When we consider a relationship to be unique, we mean that there is a special connection that we have that excludes all others.  The relationship is pure in the sense that it applies to one and to no other.  Considering God unique to us is the essence of pure service.  We reject all others.  We reject our own desires and we subjugate ourselves to the will of God.  The word used for “unique” in these p’sukim has the same root as “אִמְרָה/saying.”  

In parshas Ki Savo we learn how to attain a level of pure intentions in serving God.  There is a two step process in attaining purity.  First God brings us close to Him.  He makes us unique among the nations.  Then, we accept this closeness and make Him unique.  Instead of following our own desires, we will follow only His.  This is the essence of purity.  To the extent we subordinate our own desires to God’s we become pure.

The Torah contains other examples of this two step process in reaching a level of pure intentions in our actions.  Each example serves to clarify the process so that we are better able to apply it to our daily lives. 

The first example is the relationship between the Exodus and the mitzvah of counting the Omer.  First God brought us close to Him by bringing us out of Egypt.  Our subservience to Him was a natural reaction to the miracles and revelation which we witnessed.  In addition to freeing us from our bondage to the Egyptians, He freed us from our bondage to our own desires and subjugated us to Him.  Then, during the period of Sfiras HaOmer we accepted His closeness, quelled our own desires in favor of His and our worship became pure. 

The Sfiras HaOmer itself hints at the idea of accepting God’s closeness and purity of worship.  But how can we finite beings come close to the infinite God.  How can we receive anything from or even relate to Infinity?  In order to be able to receive from and relate to God, He created a mechanism through which the finite Creation can draw God’s infinite blessing into it.  This mechanism is called midos/measures[4] implying that although God is infinite, His blessing reaches us in measured doses that we can receive. 
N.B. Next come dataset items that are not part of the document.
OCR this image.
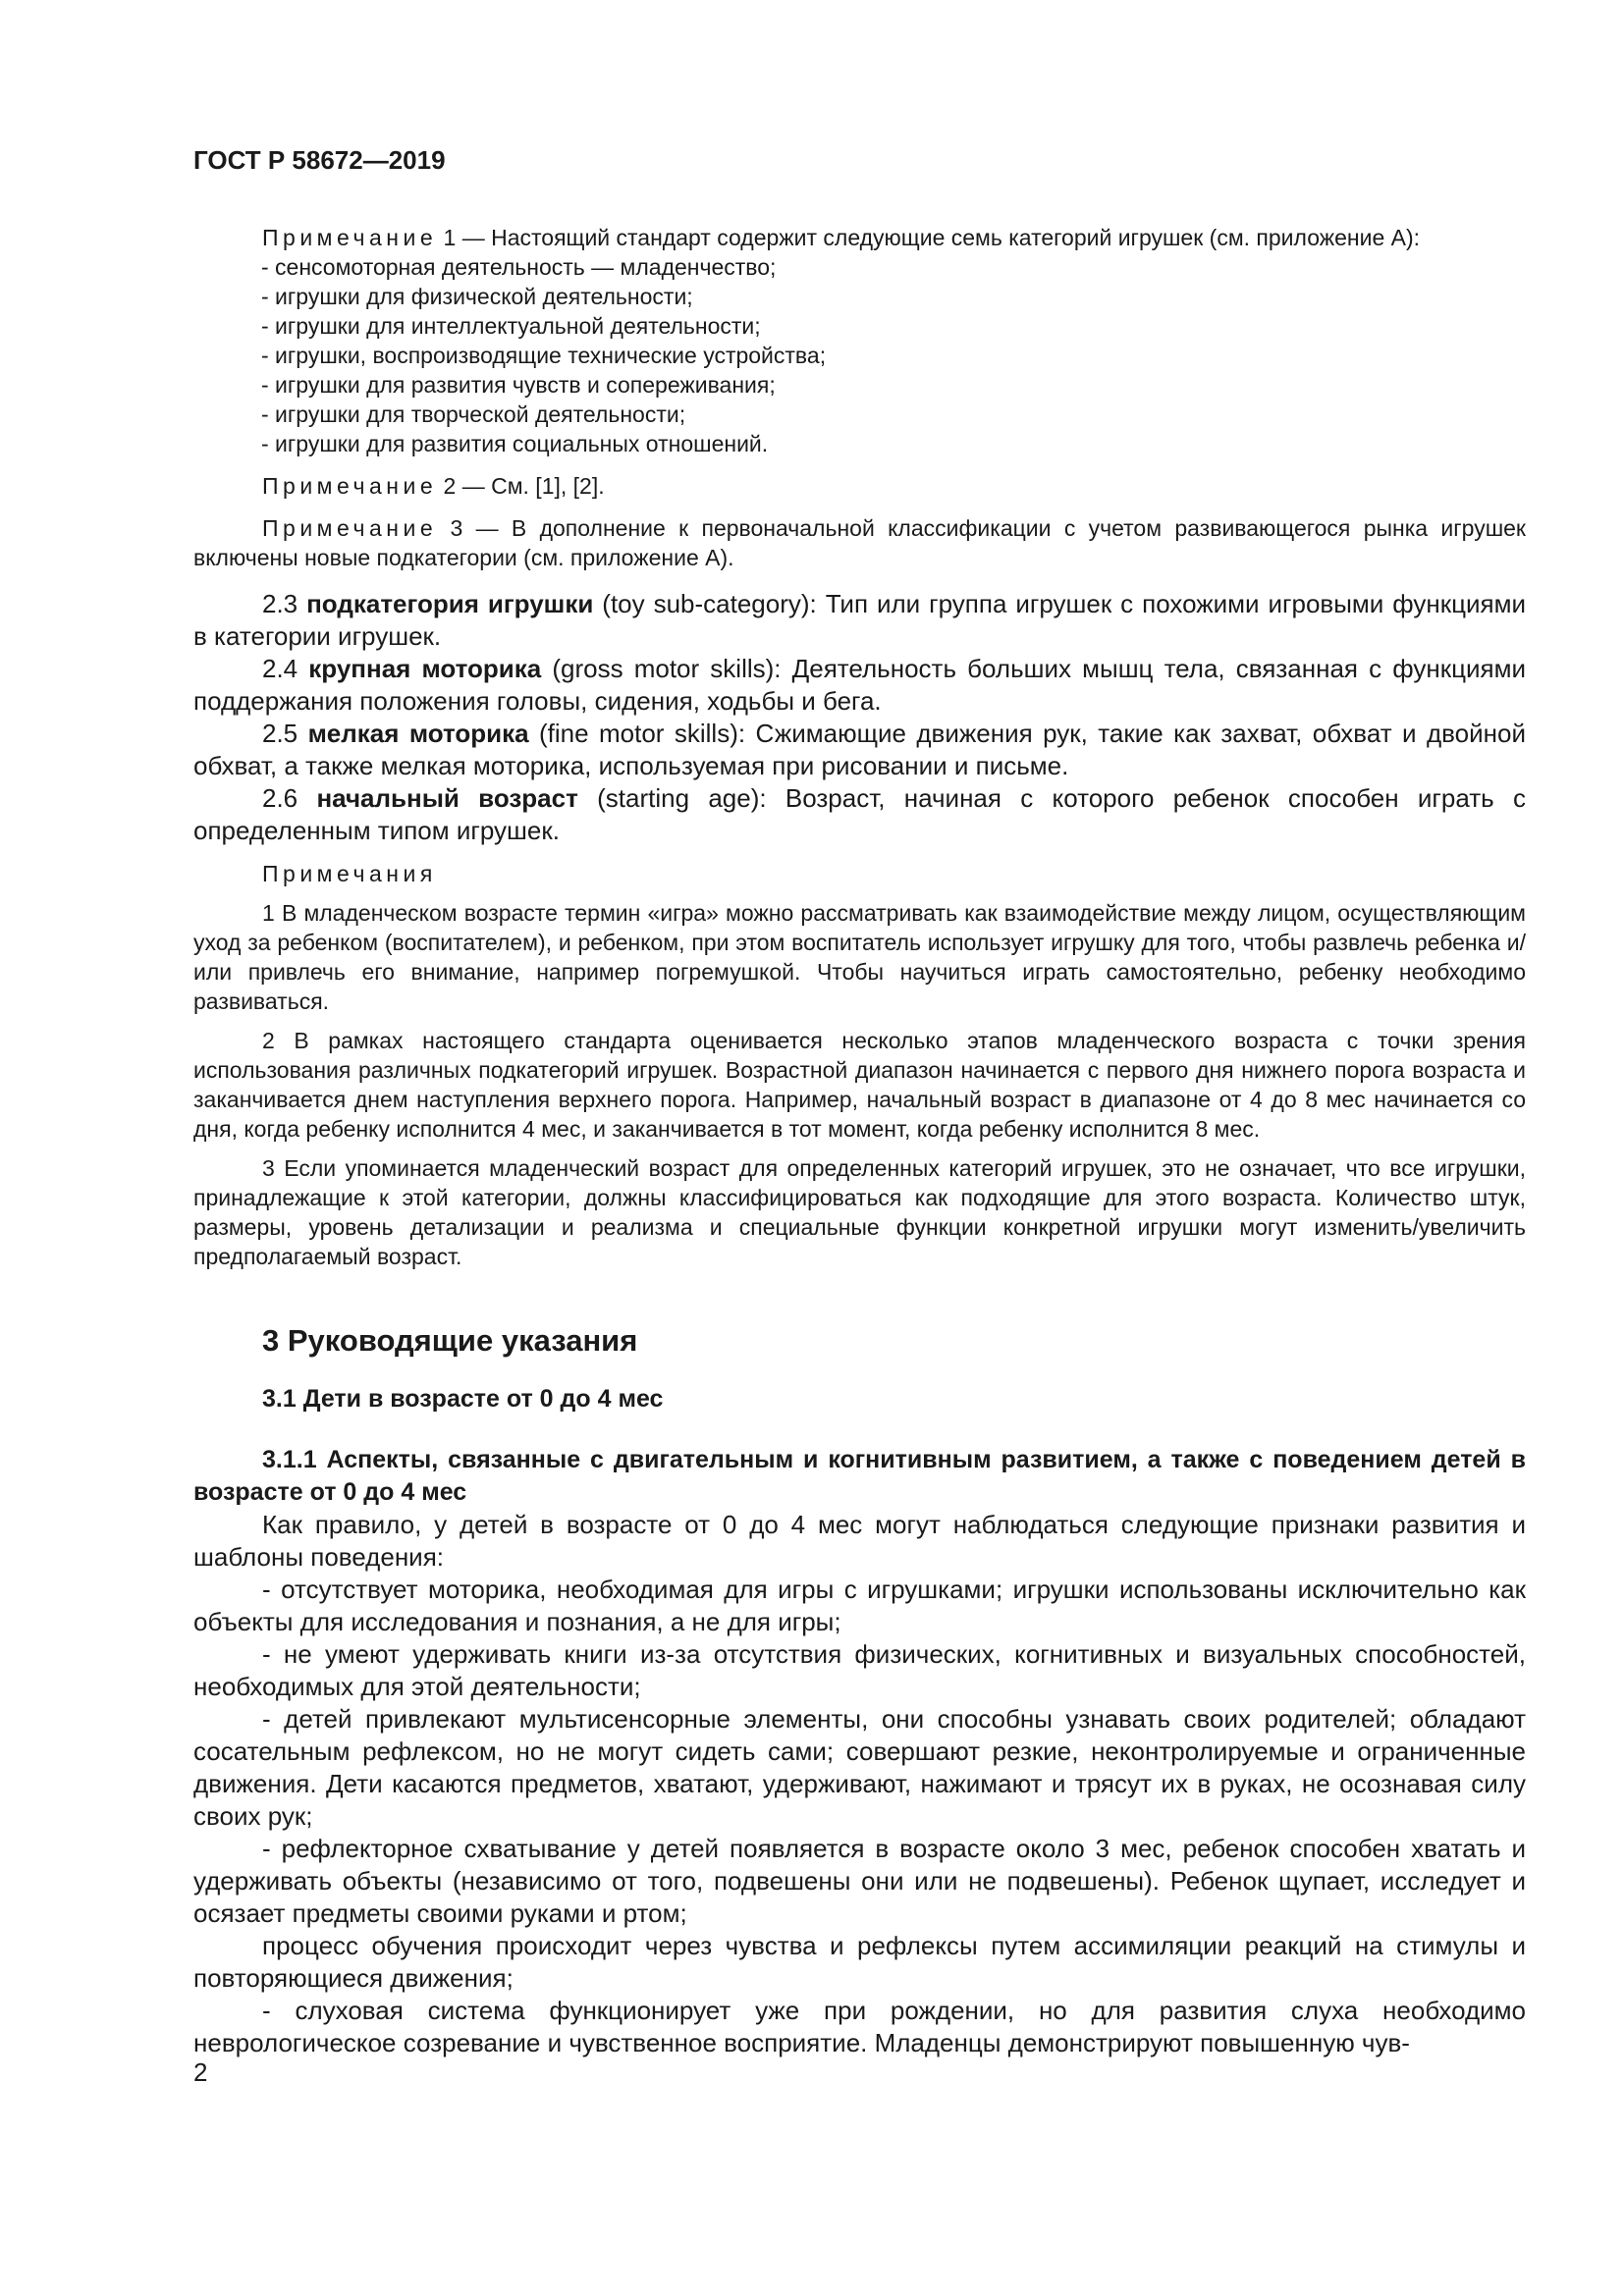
ГОСТ Р 58672—2019

Примечание 1 — Настоящий стандарт содержит следующие семь категорий игрушек (см. приложение А):

- сенсомоторная деятельность — младенчество;
- игрушки для физической деятельности;
- игрушки для интеллектуальной деятельности;
- игрушки, воспроизводящие технические устройства;
- игрушки для развития чувств и сопереживания;
- игрушки для творческой деятельности;
- игрушки для развития социальных отношений.

Примечание 2 — См. [1], [2].

Примечание 3 — В дополнение к первоначальной классификации с учетом развивающегося рынка игрушек включены новые подкатегории (см. приложение А).

2.3 подкатегория игрушки (toy sub-category): Тип или группа игрушек с похожими игровыми функциями в категории игрушек.

2.4 крупная моторика (gross motor skills): Деятельность больших мышц тела, связанная с функциями поддержания положения головы, сидения, ходьбы и бега.

2.5 мелкая моторика (fine motor skills): Сжимающие движения рук, такие как захват, обхват и двойной обхват, а также мелкая моторика, используемая при рисовании и письме.

2.6 начальный возраст (starting age): Возраст, начиная с которого ребенок способен играть с определенным типом игрушек.

Примечания

1 В младенческом возрасте термин «игра» можно рассматривать как взаимодействие между лицом, осуществляющим уход за ребенком (воспитателем), и ребенком, при этом воспитатель использует игрушку для того, чтобы развлечь ребенка и/или привлечь его внимание, например погремушкой. Чтобы научиться играть самостоятельно, ребенку необходимо развиваться.

2 В рамках настоящего стандарта оценивается несколько этапов младенческого возраста с точки зрения использования различных подкатегорий игрушек. Возрастной диапазон начинается с первого дня нижнего порога возраста и заканчивается днем наступления верхнего порога. Например, начальный возраст в диапазоне от 4 до 8 мес начинается со дня, когда ребенку исполнится 4 мес, и заканчивается в тот момент, когда ребенку исполнится 8 мес.

3 Если упоминается младенческий возраст для определенных категорий игрушек, это не означает, что все игрушки, принадлежащие к этой категории, должны классифицироваться как подходящие для этого возраста. Количество штук, размеры, уровень детализации и реализма и специальные функции конкретной игрушки могут изменить/увеличить предполагаемый возраст.

3 Руководящие указания
3.1 Дети в возрасте от 0 до 4 мес
3.1.1 Аспекты, связанные с двигательным и когнитивным развитием, а также с поведением детей в возрасте от 0 до 4 мес

Как правило, у детей в возрасте от 0 до 4 мес могут наблюдаться следующие признаки развития и шаблоны поведения:

- отсутствует моторика, необходимая для игры с игрушками; игрушки использованы исключительно как объекты для исследования и познания, а не для игры;

- не умеют удерживать книги из-за отсутствия физических, когнитивных и визуальных способностей, необходимых для этой деятельности;

- детей привлекают мультисенсорные элементы, они способны узнавать своих родителей; обладают сосательным рефлексом, но не могут сидеть сами; совершают резкие, неконтролируемые и ограниченные движения. Дети касаются предметов, хватают, удерживают, нажимают и трясут их в руках, не осознавая силу своих рук;

- рефлекторное схватывание у детей появляется в возрасте около 3 мес, ребенок способен хватать и удерживать объекты (независимо от того, подвешены они или не подвешены). Ребенок щупает, исследует и осязает предметы своими руками и ртом;

процесс обучения происходит через чувства и рефлексы путем ассимиляции реакций на стимулы и повторяющиеся движения;

- слуховая система функционирует уже при рождении, но для развития слуха необходимо неврологическое созревание и чувственное восприятие. Младенцы демонстрируют повышенную чув-

2
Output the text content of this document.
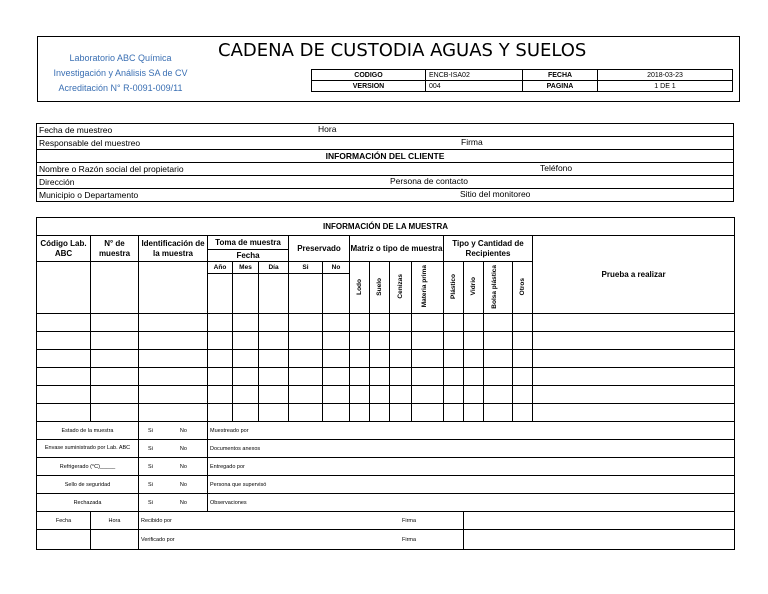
Laboratorio ABC Química
Investigación y Análisis SA de CV
Acreditación N° R-0091-009/11
CADENA DE CUSTODIA AGUAS Y SUELOS
CODIGO	ENCB-ISA02	FECHA	2018-03-23
VERSION	004	PAGINA	1 DE 1
Fecha de muestreo	Hora

Responsable del muestreo	Firma

INFORMACIÓN DEL CLIENTE
Nombre o Razón social del propietario	Teléfono

Dirección	Persona de contacto

Municipio o Departamento	Sitio del monitoreo
INFORMACIÓN DE LA MUESTRA																
Código Lab. ABC	N° de muestra	Identificación de la muestra	Toma de muestra			Preservado		Matriz o tipo de muestra				Tipo y Cantidad de Recipientes				Prueba a realizar
			Fecha													
			Año	Mes	Día	Si	No	Lodo	Suelo	Cenizas	Materia prima	Plástico	Vidrio	Bolsa plástica	Otros	

Estado de la muestra		Si No	Muestreado por													
Envase suministrado por Lab. ABC		Si No	Documentos anexos													
Refrigerado (°C)_____		Si No	Entregado por													
Sello de seguridad		Si No	Persona que supervisó													
Rechazada		Si No	Observaciones													
Fecha	Hora	Recibido por											Firma			
		Verificado por											Firma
There are seven midos which correspond to the seven primary personality traits[5].  Each of the seven weeks between Pesach and Shavuos corresponds to one of these midos.  It is a time that is particularly conducive to working on our personality traits to use them only according to God’s will; to draw upon the Godly midos to this end.  We did this between the Exodus and receiving the Torah and it applies today as well.  In fact, purification is one of the reasons for the mitzvah of Sfiras HaOmer.  The prayer following Sfiras HaOmer begins, “Master of the Universe, You commanded us … to count Sfiras HaOmer in order to purify us …”

A second example of the two step process in attaining pure intention is found in the relationship between Shabbos and the days of the week.  On Shabbos, God is more manifest in the Creation.  It is easier to focus only on God.  God brings us close to Him on Shabbos so that after experiencing Shabbos, we can draw that special revelation into the week.

Finally, the redundancy at the beginning of our parsha, as well, alludes to this process.  “אֱמֹר/Say” connoting connection and purity, suggests that God brings us close to Him.  We are a unique nation unto God.  “וְאָמַרְתָּ אֲלֵיהֶם/And you will say to them” suggests that we accept His closeness in everything that we do and in our desires.  He is unique to us.  To the extent that we accept God in our actions, our motives become pure.

[1]           VaYikra 21:1-6
[2]           VaYikra R. 26:1
[3]           Brachos 6a
[4]           The midos are also referred to as sefiros in Kabbala literature.  See Terumah 5631 First Ma'amar Sfas Emes Trumah 5631for more on the concept of midos.
[5]           The seven midos are Chessed-Lovingkindness, Gevurah-Restraint, Tiferes-Beauty, Netzach-Dominance, Hod-Empathy, Yesod-Foundation, Malchus-Kingship.  For an illuminating discussion of the midos see the excellent book Inner Space, Chapter 4, by Rabbi Aryeh Kaplan zt”l.